How can I debug virtualization code efficiently?

  • I've moved your question to the Arm Virtual Hardware forum.

  • I'm sorry that you are experiencing such poor performance, though the nature of such a complex simulation may result so. What host machine are you running on?

    Regards, Ronan

  • cpu info:

    Architecture: x86_64
    CPU op-mode(s): 32-bit, 64-bit
    Address sizes: 46 bits physical, 48 bits virtual
    Byte Order: Little Endian
    CPU(s): 32
    On-line CPU(s) list: 0-31
    Vendor ID: GenuineIntel
    Model name: Intel(R) Xeon(R) CPU E5-2667 v2 @ 3.30GHz
    CPU family: 6
    Model: 62
    Thread(s) per core: 2
    Core(s) per socket: 8
    Socket(s): 2
    Stepping: 4
    CPU max MHz: 4000.0000
    CPU min MHz: 1200.0000

    os info:

    Linux version 5.15.0-60-generic (buildd@lcy02-amd64-054) (gcc (Ubuntu 11.3.0-1ubuntu1~22.04) 11.3.0, GNU ld (GNU Binutils for Ubuntu) 2.38) #66-Ubuntu SMP Fri Jan 20 14:29:49 UTC 2023

    Best Regards

  • The engineers who develop fvp should have done virtualization testing. I think the performance of rdn2 fvp can support virtualization debugging. After reading the hardware and os information above, do you have any suggestions?

    Best Regards

  • I'm checking with my Arm colleagues, and will let you know when I have any further information.

    How much RAM do you have on the host machine?  We'd recommend 32GB.

    Stephen

  • First of all, thank you very much for your help!
    The RDN2 FVP is deployed on the server. The hardware resources are sufficient, and the memory exceeds 300 GB.

    However, I observed with the htop command that the workload of one core was 100%, while the utilization of other cores was very low

    Best Regards,Mikhail

  • Hi Mikhail

    My colleagues have done some testing, on Ubuntu 12.04 and Debian 11, and in both cases the Arm ecosystem model RDN2 (11.20.18) FVP booted successfully in under 30 mins.  htop showed the load on the host cores was moderate, and was distributed across all the host cores, and used ~11GB host RAM

    I'm puzzled why you are seeing "the workload of one core was 100%, while the utilization of other cores was very low".  That might point to a memory issue.  You said "The RDN2 FVP is deployed on the server. The hardware resources are sufficient, and the memory exceeds 300 GB."
    Do you mean the hard disk memory is 300GB or DDR memory?  Hard disk size isn't so important here, but a minimum of 32GB is recommended for the main DDR memory.
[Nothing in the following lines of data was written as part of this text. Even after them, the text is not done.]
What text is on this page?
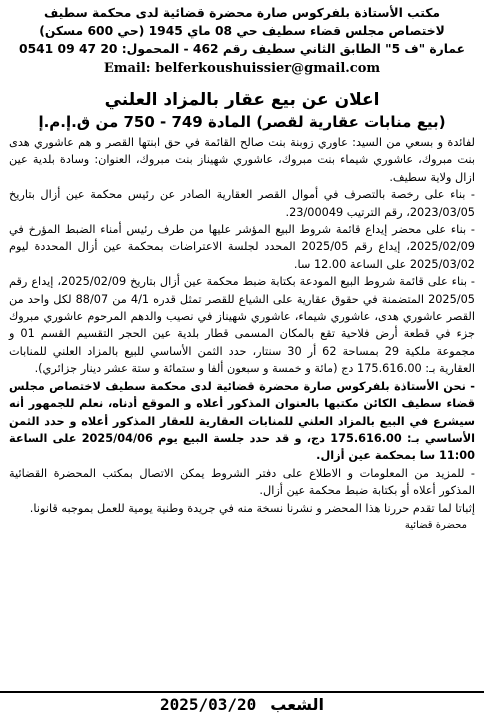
مكتب الأستاذة بلفركوس صارة محضرة قضائية لدى محكمة سطيف
لاختصاص مجلس قضاء سطيف حي 08 ماي 1945 (حي 600 مسكن)
عمارة "ف 5" الطابق الثاني سطيف رقم 462 - المحمول: 20 47 09 0541
Email: belferkoushuissier@gmail.com
اعلان عن بيع عقار بالمزاد العلني
(بيع منابات عقارية لقصر) المادة 749 - 750 من ق.إ.م.إ

لفائدة و بسعي من السيد: عاوري زوبنة بنت صالح القائمة في حق ابنتها القصر و هم عاشوري هدى بنت مبروك، عاشوري شيماء بنت مبروك، عاشوري شهيناز بنت مبروك، العنوان: وسادة بلدية عين ازال ولاية سطيف.

- بناء على رخصة بالتصرف في أموال القصر العقارية الصادر عن رئيس محكمة عين أزال بتاريخ 2023/03/05، رقم الترتيب 23/00049.

- بناء على محضر إيداع قائمة شروط البيع المؤشر عليها من طرف رئيس أمناء الضبط المؤرخ في 2025/02/09، إيداع رقم 2025/05 المحدد لجلسة الاعتراضات بمحكمة عين أزال المحددة ليوم 2025/03/02 على الساعة 12.00 سا.

- بناء على قائمة شروط البيع المودعة بكتابة ضبط محكمة عين أزال بتاريخ 2025/02/09، إيداع رقم 2025/05 المتضمنة في حقوق عقارية على الشياع للقصر تمثل قدره 4/1 من 88/07 لكل واحد من القصر عاشوري هدى، عاشوري شيماء، عاشوري شهيناز في نصيب والدهم المرحوم عاشوري مبروك جزء في قطعة أرض فلاحية تقع بالمكان المسمى قطار بلدية عين الحجر التقسيم القسم 01 و مجموعة ملكية 29 بمساحة 62 أر 30 سنتار، حدد الثمن الأساسي للبيع بالمزاد العلني للمنابات العقارية بـ: 175.616.00 دج (مائة و خمسة و سبعون ألفا و ستمائة و ستة عشر دينار جزائري).

- نحن الأستاذة بلفركوس صارة محضرة قضائية لدى محكمة سطيف لاختصاص مجلس قضاء سطيف الكائن مكتبها بالعنوان المذكور أعلاه و الموقع أدناه، نعلم للجمهور أنه سيشرع في البيع بالمزاد العلني للمنابات العقارية للعقار المذكور أعلاه و حدد الثمن الأساسي بـ: 175.616.00 دج، و قد حدد جلسة البيع يوم 2025/04/06 على الساعة 11:00 سا بمحكمة عين أزال.

- للمزيد من المعلومات و الاطلاع على دفتر الشروط يمكن الاتصال بمكتب المحضرة القضائية المذكور أعلاه أو بكتابة ضبط محكمة عين أزال.

إثباتا لما تقدم حررنا هذا المحضر و نشرنا نسخة منه في جريدة وطنية يومية للعمل بموجبه قانونا.

محضرة قضائية
الشعب
2025/03/20
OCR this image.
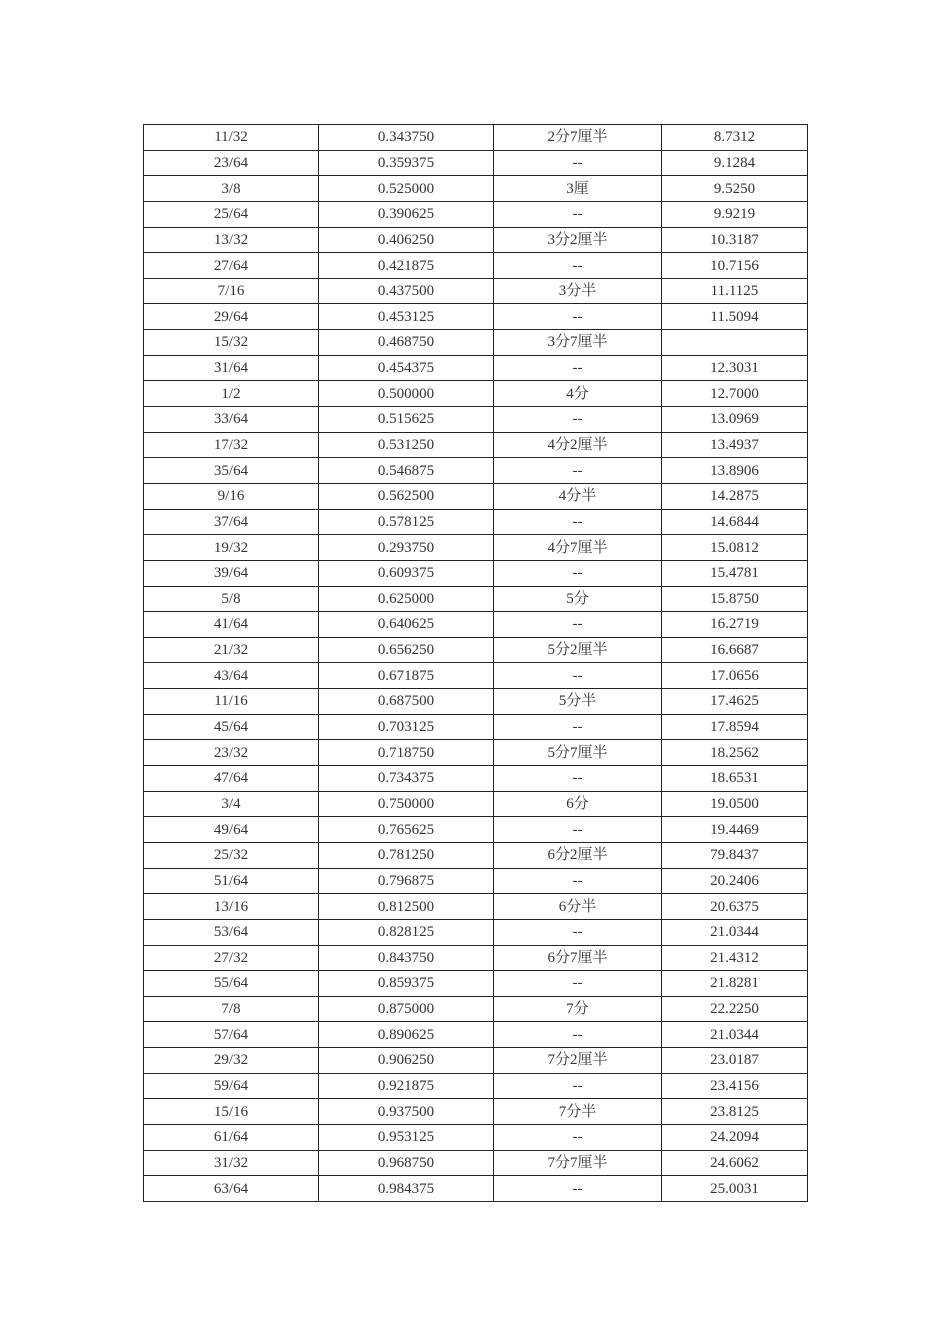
11/32	0.343750	2分7厘半	8.7312
23/64	0.359375	--	9.1284
3/8	0.525000	3厘	9.5250
25/64	0.390625	--	9.9219
13/32	0.406250	3分2厘半	10.3187
27/64	0.421875	--	10.7156
7/16	0.437500	3分半	11.1125
29/64	0.453125	--	11.5094
15/32	0.468750	3分7厘半	
31/64	0.454375	--	12.3031
1/2	0.500000	4分	12.7000
33/64	0.515625	--	13.0969
17/32	0.531250	4分2厘半	13.4937
35/64	0.546875	--	13.8906
9/16	0.562500	4分半	14.2875
37/64	0.578125	--	14.6844
19/32	0.293750	4分7厘半	15.0812
39/64	0.609375	--	15.4781
5/8	0.625000	5分	15.8750
41/64	0.640625	--	16.2719
21/32	0.656250	5分2厘半	16.6687
43/64	0.671875	--	17.0656
11/16	0.687500	5分半	17.4625
45/64	0.703125	--	17.8594
23/32	0.718750	5分7厘半	18.2562
47/64	0.734375	--	18.6531
3/4	0.750000	6分	19.0500
49/64	0.765625	--	19.4469
25/32	0.781250	6分2厘半	79.8437
51/64	0.796875	--	20.2406
13/16	0.812500	6分半	20.6375
53/64	0.828125	--	21.0344
27/32	0.843750	6分7厘半	21.4312
55/64	0.859375	--	21.8281
7/8	0.875000	7分	22.2250
57/64	0.890625	--	21.0344
29/32	0.906250	7分2厘半	23.0187
59/64	0.921875	--	23.4156
15/16	0.937500	7分半	23.8125
61/64	0.953125	--	24.2094
31/32	0.968750	7分7厘半	24.6062
63/64	0.984375	--	25.0031
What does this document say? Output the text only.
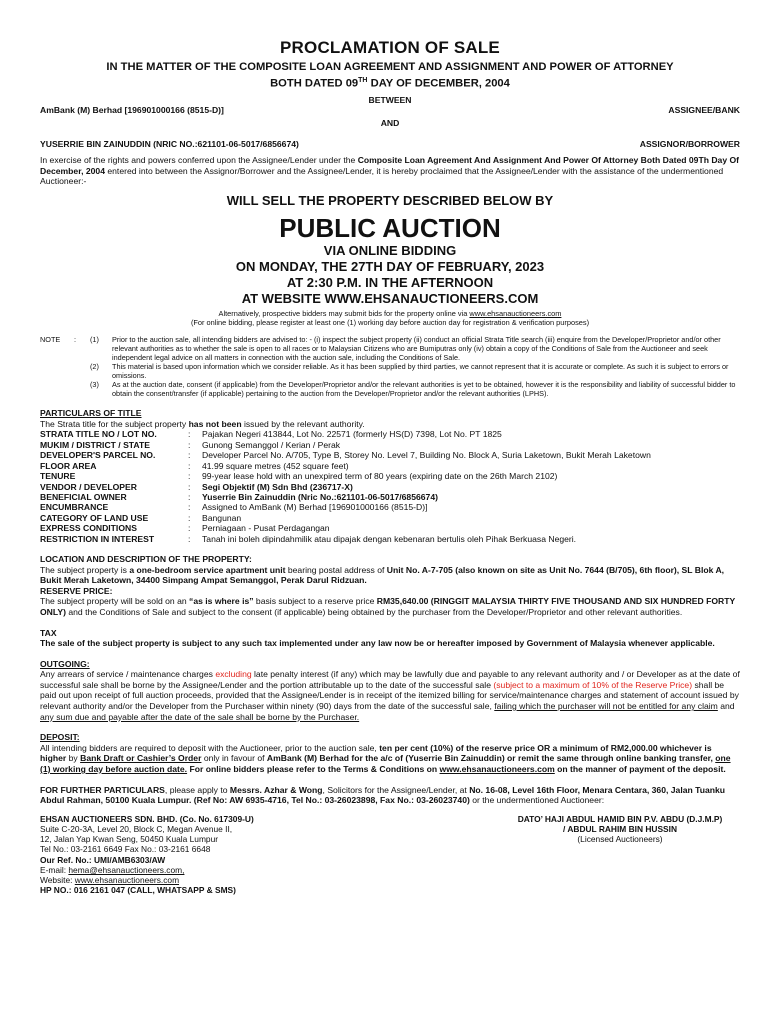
PROCLAMATION OF SALE
IN THE MATTER OF THE COMPOSITE LOAN AGREEMENT AND ASSIGNMENT AND POWER OF ATTORNEY
BOTH DATED 09TH DAY OF DECEMBER, 2004
BETWEEN
AmBank (M) Berhad [196901000166 (8515-D)]	ASSIGNEE/BANK
AND
YUSERRIE BIN ZAINUDDIN (NRIC NO.:621101-06-5017/6856674)	ASSIGNOR/BORROWER

In exercise of the rights and powers conferred upon the Assignee/Lender under the Composite Loan Agreement And Assignment And Power Of Attorney Both Dated 09Th Day Of December, 2004 entered into between the Assignor/Borrower and the Assignee/Lender, it is hereby proclaimed that the Assignee/Lender with the assistance of the undermentioned Auctioneer:-

WILL SELL THE PROPERTY DESCRIBED BELOW BY
PUBLIC AUCTION
VIA ONLINE BIDDING
ON MONDAY, THE 27TH DAY OF FEBRUARY, 2023
AT 2:30 P.M. IN THE AFTERNOON
AT WEBSITE WWW.EHSANAUCTIONEERS.COM
Alternatively, prospective bidders may submit bids for the property online via www.ehsanauctioneers.com
(For online bidding, please register at least one (1) working day before auction day for registration & verification purposes)
NOTE	:	(1)	Prior to the auction sale, all intending bidders are advised to: - (i) inspect the subject property (ii) conduct an official Strata Title search (iii) enquire from the Developer/Proprietor and/or other relevant authorities as to whether the sale is open to all races or to Malaysian Citizens who are Bumiputras only (iv) obtain a copy of the Conditions of Sale from the Auctioneer and seek independent legal advice on all matters in connection with the auction sale, including the Conditions of Sale.
(2)	This material is based upon information which we consider reliable. As it has been supplied by third parties, we cannot represent that it is accurate or complete. As such it is subject to errors or omissions.
(3)	As at the auction date, consent (if applicable) from the Developer/Proprietor and/or the relevant authorities is yet to be obtained, however it is the responsibility and liability of successful bidder to obtain the consent/transfer (if applicable) pertaining to the auction from the Developer/Proprietor and/or the relevant authorities (LPHS).
PARTICULARS OF TITLE
The Strata title for the subject property has not been issued by the relevant authority.
STRATA TITLE NO / LOT NO.	:	Pajakan Negeri 413844, Lot No. 22571 (formerly HS(D) 7398, Lot No. PT 1825
MUKIM / DISTRICT / STATE	:	Gunong Semanggol / Kerian / Perak
DEVELOPER'S PARCEL NO.	:	Developer Parcel No. A/705, Type B, Storey No. Level 7, Building No. Block A, Suria Laketown, Bukit Merah Laketown
FLOOR AREA	:	41.99 square metres (452 square feet)
TENURE	:	99-year lease hold with an unexpired term of 80 years (expiring date on the 26th March 2102)
VENDOR / DEVELOPER	:	Segi Objektif (M) Sdn Bhd (236717-X)
BENEFICIAL OWNER	:	Yuserrie Bin Zainuddin (Nric No.:621101-06-5017/6856674)
ENCUMBRANCE	:	Assigned to AmBank (M) Berhad [196901000166 (8515-D)]
CATEGORY OF LAND USE	:	Bangunan
EXPRESS CONDITIONS	:	Perniagaan - Pusat Perdagangan
RESTRICTION IN INTEREST	:	Tanah ini boleh dipindahmilik atau dipajak dengan kebenaran bertulis oleh Pihak Berkuasa Negeri.
LOCATION AND DESCRIPTION OF THE PROPERTY:

The subject property is a one-bedroom service apartment unit bearing postal address of Unit No. A-7-705 (also known on site as Unit No. 7644 (B/705), 6th floor), SL Blok A, Bukit Merah Laketown, 34400 Simpang Ampat Semanggol, Perak Darul Ridzuan.

RESERVE PRICE:

The subject property will be sold on an “as is where is” basis subject to a reserve price RM35,640.00 (RINGGIT MALAYSIA THIRTY FIVE THOUSAND AND SIX HUNDRED FORTY ONLY) and the Conditions of Sale and subject to the consent (if applicable) being obtained by the purchaser from the Developer/Proprietor and other relevant authorities.

TAX

The sale of the subject property is subject to any such tax implemented under any law now be or hereafter imposed by Government of Malaysia whenever applicable.

OUTGOING:

Any arrears of service / maintenance charges excluding late penalty interest (if any) which may be lawfully due and payable to any relevant authority and / or Developer as at the date of successful sale shall be borne by the Assignee/Lender and the portion attributable up to the date of the successful sale (subject to a maximum of 10% of the Reserve Price) shall be paid out upon receipt of full auction proceeds, provided that the Assignee/Lender is in receipt of the itemized billing for service/maintenance charges and statement of account issued by relevant authority and/or the Developer from the Purchaser within ninety (90) days from the date of the successful sale, failing which the purchaser will not be entitled for any claim and any sum due and payable after the date of the sale shall be borne by the Purchaser.

DEPOSIT:

All intending bidders are required to deposit with the Auctioneer, prior to the auction sale, ten per cent (10%) of the reserve price OR a minimum of RM2,000.00 whichever is higher by Bank Draft or Cashier’s Order only in favour of AmBank (M) Berhad for the a/c of (Yuserrie Bin Zainuddin) or remit the same through online banking transfer, one (1) working day before auction date. For online bidders please refer to the Terms & Conditions on www.ehsanauctioneers.com on the manner of payment of the deposit.

FOR FURTHER PARTICULARS, please apply to Messrs. Azhar & Wong, Solicitors for the Assignee/Lender, at No. 16-08, Level 16th Floor, Menara Centara, 360, Jalan Tuanku Abdul Rahman, 50100 Kuala Lumpur. (Ref No: AW 6935-4716, Tel No.: 03-26023898, Fax No.: 03-26023740) or the undermentioned Auctioneer:

EHSAN AUCTIONEERS SDN. BHD. (Co. No. 617309-U)
Suite C-20-3A, Level 20, Block C, Megan Avenue II,
12, Jalan Yap Kwan Seng, 50450 Kuala Lumpur
Tel No.: 03-2161 6649 Fax No.: 03-2161 6648
Our Ref. No.: UMI/AMB6303/AW
E-mail: hema@ehsanauctioneers.com,
Website: www.ehsanauctioneers.com
HP NO.: 016 2161 047 (CALL, WHATSAPP & SMS)
DATO’ HAJI ABDUL HAMID BIN P.V. ABDU (D.J.M.P)
/ ABDUL RAHIM BIN HUSSIN
(Licensed Auctioneers)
    On your second point (copying the kernel source code to host), are you trying to do a git clone of Linux kernel to build and install on the host machine?  This clone will be limited by the network speeds, and may be slower because the FVP shares the network from host machine over a TAP interface.

    Hope this helps

    Stephen

  • 1. The DDR memory on my server is 397GB, not hard disk memory.

    2. I run the rsync command to copy the linux kernel to host(fvp) from the machine where RDN2 FVP is deployed without going through an external network.

    3. I tested again. During the startup of host kernel and after the completion of the startup of host kernel, only a certain core always has a 100% utilization rate at the same time, while the utilization rate of other cores is very low.

    4. There are two hyperlinks below. Following the operation of the first hyperlink, the performance of fvp can work normally, while following the operation of the second hyperlink, the performance of fvp cannot work normally, which is also the reason why I put forward this question. What is the immediate difference between the two? My guess is that buildroot boot generates more workload than busybox boot

    docs/infra/common/busybox-boot.rst · master · Arm Reference Solutions / arm-reference-solutions-docs · GitLab

    docs/infra/common/gicv4_1-vlpi-vsgi.rst · master · Arm Reference Solutions / arm-reference-solutions-docs · GitLab

  • Hi Stephen

    Thank you for your help. The above is my reply. You can focus on the difference between the two hyperlinks.

    Best Regards,Mikhail

  • Hi Mikhail

    We've investigated further and have some more information for you.

    Fast Models are currently single-threaded for the main simulation.  There are a few utility threads, but most of the simulation happens in a single thread, which is why you are seeing high utilization on a single host core.

    On your second point (copying the kernel source code to host), you should be able to mount the model's filesystem directly from the host, and then directly load e.g. an ext4 image.  There's no need to involve the model in any copying process.

    You asked about the difference between the two GitLab links.
    For the first one, Busybox boot is comparatively light weight boot as the filesystem is RAM based.
    For the second one, GIC testing, a distribution-based boot is used which involves multiple things such as PCIe I/O, Disk I/O, and usage of kernel storage stack.  Booting of distros is quite slow on models because of these reasons. Using a Debian distribution that is lighter in comparison to Ubuntu may help to some extent.

    Hope this helps

    Stephen